TÜRK MİLLETİ ADINA Karar veren Danıştay Altıncı Dairesince Tetkik Hakiminin açıklamaları dinlendikten ve dosyadaki belgeler incelendikten sonra 2577 sayılı İdari Yargılama Usulü Kanununun 54. maddesinin 1. fıkrasının (c) bendine göre kararın düzeltilmesi istemi yerinde görüldüğünden Dairemizin 31/10/2014 tarihli E:2014/3098 K:2014/6499 sayılı kararı kaldırılarak işin esası incelendi:

Dava, Sivas İli, Divriği İlçesi, Yağbasan Köyü sınırları içerisinde bulunan … ada, … ve … parsel sayılı taşınmazlarda yer alan su kanalları ve su deposu alanlarının kamulaştırılmasına ilişkin 20.04.2012 tarihli, 74 sayılı Yağbasan Köyü Tüzel Kişiliği işleminin iptali istemiyle açılmış, İdare Mahkemesince; davacının usulsüz olduğunu iddia ettiği tebligattan en geç Divriği Asliye Hukuk Mahkemesinin 05.03.2012 tarihinde bizzat katıldığı duruşmasında haberdar olduğundan bu tarihinden itibaren 30 gün içerisinde dava açılması gerekirken bu tarihten çok sonra açılan davanın süresinde olmadığı gerekçesiyle davanın süre aşımı nedeniyle reddine karar verilmiş, bu karar davacı vekili tarafından temyiz edilmiştir.

Kamulaştırma Kanununun 10. maddesinde: ”Mahkemece malike doğrudan çıkarılacak meşruhatlı davetiyede veya ilan yolu ile yapılacak tebligatta; a) Kamulaştırılacak taşınmaz malın tapuda kayıtlı bulunduğu yer, mevkii, pafta, ada, parsel numarası, vasfı, yüzölçümü, b) Malik veya maliklerin ad ve soyadları, c) Kamulaştırmayı yapan idarenin adı, d) 14‟üncü maddede öngörülen süre içerisinde, tebligat veya ilan tarihinden itibaren kamulaştırma işlemine idari yargıda iptal veya adli yargıda maddi hatalara karşı düzeltim davası açabilecekleri, e) Açılacak davalarda husumetin kime yöneltileceği, f) 14‟üncü maddede öngörülen süre içerisinde, kamulaştırma işlemine karşı idari yargıda iptal davası açanların, dava açtıklarını ve yürütmenin durdurulması kararı aldıklarını belgelendirmedikleri takdirde, kamulaştırma işleminin kesinleşeceği ve mahkemece tespit edilen kamulaştırma bedeli üzerinden taşınmaz malın kamulaştırma yapan idare adına tescil edileceği” hükmü yer almıştır.

Temel haklardan biri olan mülkiyet hakkının bir gereği olarak, malike doğrudan çıkarılacak meşruhatlı davetiye ile idari yargıda hangi sürede iptal davası açabileceği başta olmak üzere kamulaştırmaya ilişkin bilgilendirmenin eksiksiz olarak yerine getirilmesi gerekmektedir.
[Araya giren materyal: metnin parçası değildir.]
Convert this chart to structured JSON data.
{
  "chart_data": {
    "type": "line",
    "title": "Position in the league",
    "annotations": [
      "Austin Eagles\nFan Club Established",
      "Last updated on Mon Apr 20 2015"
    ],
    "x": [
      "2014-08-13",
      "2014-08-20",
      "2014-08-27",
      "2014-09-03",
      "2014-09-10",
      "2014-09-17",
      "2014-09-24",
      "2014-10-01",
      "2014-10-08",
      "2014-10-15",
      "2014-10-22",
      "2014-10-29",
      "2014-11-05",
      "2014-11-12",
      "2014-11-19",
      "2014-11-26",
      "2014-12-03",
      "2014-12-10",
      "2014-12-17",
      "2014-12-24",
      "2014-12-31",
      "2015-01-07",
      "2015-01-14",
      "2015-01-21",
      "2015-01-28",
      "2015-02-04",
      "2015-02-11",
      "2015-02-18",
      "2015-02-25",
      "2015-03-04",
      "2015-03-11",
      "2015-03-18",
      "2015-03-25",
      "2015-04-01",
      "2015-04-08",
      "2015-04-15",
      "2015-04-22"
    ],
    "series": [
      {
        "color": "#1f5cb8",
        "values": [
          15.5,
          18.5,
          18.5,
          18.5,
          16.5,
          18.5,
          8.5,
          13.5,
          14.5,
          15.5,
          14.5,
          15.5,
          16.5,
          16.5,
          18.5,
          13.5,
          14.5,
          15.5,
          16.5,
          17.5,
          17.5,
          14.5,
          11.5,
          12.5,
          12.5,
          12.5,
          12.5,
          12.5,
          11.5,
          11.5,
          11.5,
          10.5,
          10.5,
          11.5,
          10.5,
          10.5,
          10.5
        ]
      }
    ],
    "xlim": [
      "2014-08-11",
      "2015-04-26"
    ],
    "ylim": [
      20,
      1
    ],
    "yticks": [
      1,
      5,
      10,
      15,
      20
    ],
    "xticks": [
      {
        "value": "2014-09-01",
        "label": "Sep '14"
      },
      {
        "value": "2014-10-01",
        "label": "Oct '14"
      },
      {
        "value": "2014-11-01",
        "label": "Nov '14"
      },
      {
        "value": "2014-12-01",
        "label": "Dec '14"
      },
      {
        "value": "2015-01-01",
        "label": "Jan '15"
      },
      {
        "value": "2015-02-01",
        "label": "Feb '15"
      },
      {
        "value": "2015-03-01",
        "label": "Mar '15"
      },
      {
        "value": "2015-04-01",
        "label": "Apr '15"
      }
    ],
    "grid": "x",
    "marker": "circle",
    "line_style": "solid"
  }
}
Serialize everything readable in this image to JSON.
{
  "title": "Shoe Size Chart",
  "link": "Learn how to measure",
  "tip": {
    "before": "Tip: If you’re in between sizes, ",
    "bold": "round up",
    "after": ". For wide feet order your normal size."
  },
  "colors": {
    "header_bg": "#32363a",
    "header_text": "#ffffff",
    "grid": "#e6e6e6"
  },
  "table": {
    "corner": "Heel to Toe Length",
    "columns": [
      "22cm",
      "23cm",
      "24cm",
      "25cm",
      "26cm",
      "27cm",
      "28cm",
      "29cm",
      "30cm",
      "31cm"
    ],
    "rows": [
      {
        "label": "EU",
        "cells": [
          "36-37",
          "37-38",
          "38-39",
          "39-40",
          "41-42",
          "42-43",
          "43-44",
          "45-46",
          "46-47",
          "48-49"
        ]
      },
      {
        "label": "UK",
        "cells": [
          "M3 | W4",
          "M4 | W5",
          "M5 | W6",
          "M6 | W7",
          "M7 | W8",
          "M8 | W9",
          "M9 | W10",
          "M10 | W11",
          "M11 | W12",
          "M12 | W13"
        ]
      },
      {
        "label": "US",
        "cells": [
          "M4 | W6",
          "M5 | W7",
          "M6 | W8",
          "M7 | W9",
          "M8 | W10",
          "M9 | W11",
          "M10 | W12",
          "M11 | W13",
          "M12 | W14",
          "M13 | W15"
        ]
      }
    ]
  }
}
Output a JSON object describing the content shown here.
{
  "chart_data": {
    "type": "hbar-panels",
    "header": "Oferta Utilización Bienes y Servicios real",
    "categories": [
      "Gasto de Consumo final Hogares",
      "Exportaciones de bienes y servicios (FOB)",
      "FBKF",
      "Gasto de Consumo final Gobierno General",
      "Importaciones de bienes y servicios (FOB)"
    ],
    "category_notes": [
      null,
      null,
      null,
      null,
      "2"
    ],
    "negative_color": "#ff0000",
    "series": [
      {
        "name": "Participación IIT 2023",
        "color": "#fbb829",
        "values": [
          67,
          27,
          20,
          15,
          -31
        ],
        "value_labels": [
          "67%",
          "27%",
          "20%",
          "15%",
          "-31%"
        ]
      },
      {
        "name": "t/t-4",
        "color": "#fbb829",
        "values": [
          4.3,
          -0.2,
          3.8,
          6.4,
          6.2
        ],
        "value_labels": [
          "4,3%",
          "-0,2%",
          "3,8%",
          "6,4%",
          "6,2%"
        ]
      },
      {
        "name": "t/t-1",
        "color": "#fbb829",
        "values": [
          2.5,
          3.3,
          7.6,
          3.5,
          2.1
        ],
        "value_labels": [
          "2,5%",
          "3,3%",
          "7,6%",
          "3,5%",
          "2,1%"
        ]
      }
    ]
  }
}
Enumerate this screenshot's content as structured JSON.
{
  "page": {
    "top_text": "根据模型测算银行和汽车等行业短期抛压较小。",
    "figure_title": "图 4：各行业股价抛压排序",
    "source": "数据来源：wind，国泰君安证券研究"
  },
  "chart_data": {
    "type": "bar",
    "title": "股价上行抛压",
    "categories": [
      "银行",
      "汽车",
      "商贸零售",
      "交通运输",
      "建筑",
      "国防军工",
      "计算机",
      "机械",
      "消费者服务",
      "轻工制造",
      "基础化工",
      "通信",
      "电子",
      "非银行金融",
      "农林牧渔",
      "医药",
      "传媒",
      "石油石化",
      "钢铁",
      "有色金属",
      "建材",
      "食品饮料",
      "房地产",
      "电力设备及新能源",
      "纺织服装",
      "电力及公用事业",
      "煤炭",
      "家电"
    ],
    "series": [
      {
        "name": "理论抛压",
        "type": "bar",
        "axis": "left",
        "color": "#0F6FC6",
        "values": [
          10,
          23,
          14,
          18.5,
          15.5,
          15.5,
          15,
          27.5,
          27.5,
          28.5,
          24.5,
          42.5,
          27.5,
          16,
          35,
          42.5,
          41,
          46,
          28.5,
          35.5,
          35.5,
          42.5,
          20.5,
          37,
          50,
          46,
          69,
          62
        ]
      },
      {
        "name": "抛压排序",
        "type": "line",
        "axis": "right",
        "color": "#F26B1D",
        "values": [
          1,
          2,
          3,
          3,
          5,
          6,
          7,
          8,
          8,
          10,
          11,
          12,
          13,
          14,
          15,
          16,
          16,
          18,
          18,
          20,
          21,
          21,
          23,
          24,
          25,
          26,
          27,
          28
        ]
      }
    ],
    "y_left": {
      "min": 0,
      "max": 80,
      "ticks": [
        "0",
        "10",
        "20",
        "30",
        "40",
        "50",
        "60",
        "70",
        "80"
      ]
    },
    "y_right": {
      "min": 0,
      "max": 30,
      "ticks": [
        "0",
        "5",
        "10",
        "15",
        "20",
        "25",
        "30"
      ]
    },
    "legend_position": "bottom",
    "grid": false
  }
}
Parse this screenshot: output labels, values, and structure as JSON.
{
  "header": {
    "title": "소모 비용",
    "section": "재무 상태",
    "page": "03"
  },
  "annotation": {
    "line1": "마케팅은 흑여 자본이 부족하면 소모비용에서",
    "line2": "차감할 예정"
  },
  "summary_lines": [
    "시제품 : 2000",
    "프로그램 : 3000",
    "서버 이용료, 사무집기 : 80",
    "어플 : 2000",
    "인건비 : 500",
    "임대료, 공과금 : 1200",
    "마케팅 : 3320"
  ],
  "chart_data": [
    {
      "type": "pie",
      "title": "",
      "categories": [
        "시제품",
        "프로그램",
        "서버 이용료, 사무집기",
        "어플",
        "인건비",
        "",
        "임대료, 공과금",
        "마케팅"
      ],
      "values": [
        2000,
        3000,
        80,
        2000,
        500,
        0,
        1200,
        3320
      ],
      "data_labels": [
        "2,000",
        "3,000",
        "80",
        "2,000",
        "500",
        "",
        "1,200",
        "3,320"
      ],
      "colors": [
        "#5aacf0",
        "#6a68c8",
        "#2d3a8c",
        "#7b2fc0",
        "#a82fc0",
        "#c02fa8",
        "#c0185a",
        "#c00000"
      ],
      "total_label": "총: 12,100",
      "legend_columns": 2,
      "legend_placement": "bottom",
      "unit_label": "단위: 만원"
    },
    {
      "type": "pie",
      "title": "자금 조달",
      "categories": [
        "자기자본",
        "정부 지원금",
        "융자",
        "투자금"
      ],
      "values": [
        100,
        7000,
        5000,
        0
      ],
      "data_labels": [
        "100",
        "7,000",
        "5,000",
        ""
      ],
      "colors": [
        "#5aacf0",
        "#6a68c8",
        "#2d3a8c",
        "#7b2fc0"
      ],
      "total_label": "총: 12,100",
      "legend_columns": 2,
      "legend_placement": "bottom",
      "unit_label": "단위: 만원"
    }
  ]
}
Keza Anayasamızın 40. maddesinde; ”Devlet, işlemlerinde ilgili kişilerin hangi kanun yolları ve merciilere başvuracağını ve sürelerini belirtmek zorundadır.” ibaresi yer almaktadır.

Yine Anayasa’nın 90. maddesi uyarınca uygun bulunan ve iç hukukumuzun bir parçası haline gelen Avrupa İnsan Hakları Sözleşmesi’nin 1 no.lu Ek Protokolunun ”Mülkiyetin Korunması” başlıklı 1. maddesinde de: ”Her gerçek ve tüzel kişinin mal ve mülk dokunulmazlığına saygı gösterilmesini isteme hakkı vardır. Bir kimse ancak kamu yararı sebebiyle ve yasada öngörülen koşullara ve uluslararası hukukun genel ilkelerine uygun olarak mal ve mülkünden yoksun bırakılabilir.” hükmü yer almıştır.

Dosyanın incelenmesinden, uzlaşmaya çağrı mektubunun Yağbasan Köyü Muhtarlığınca 23.07.2012 tarihinde davacının ikametgahı olan … adresine gönderildiği, Asliye Hukuk Mahkemesince kamulaştırma işleminin iptali istemiyle idari yargıda dava açabileceğine ilişkin bilgilerin de yer aldığı meşruhatlı davetiyeye ilişkin tebligatın ise davacının ikametgah adresine değil, herhangi bir sokak ve kapı numarası belirtilmeden kamulaştırmanın yapıldığı Yağbasan Köyüne gönderildiği ve 01.11.2012 tarihinde davacının kardeşine tebliğ edildiği, davacının kardeşiyle birlikte oturmadığını belirterek meşruhatlı davetiyeye ilişkin olarak kendisine yapılan tebligatın usulsüz olduğunu iddia ettiği, dava konusu işleme ilişkin idari yargıda iptal davası açabilme hakkının olduğunu, Asliye Hukuk Mahkemesindeki dava dosyasını incelediği 27.08.2013 tarihinde öğrendiğinden bahisle 09.09.2013 tarihinde bakılmakta olan davayı açtığı anlaşılmıştır.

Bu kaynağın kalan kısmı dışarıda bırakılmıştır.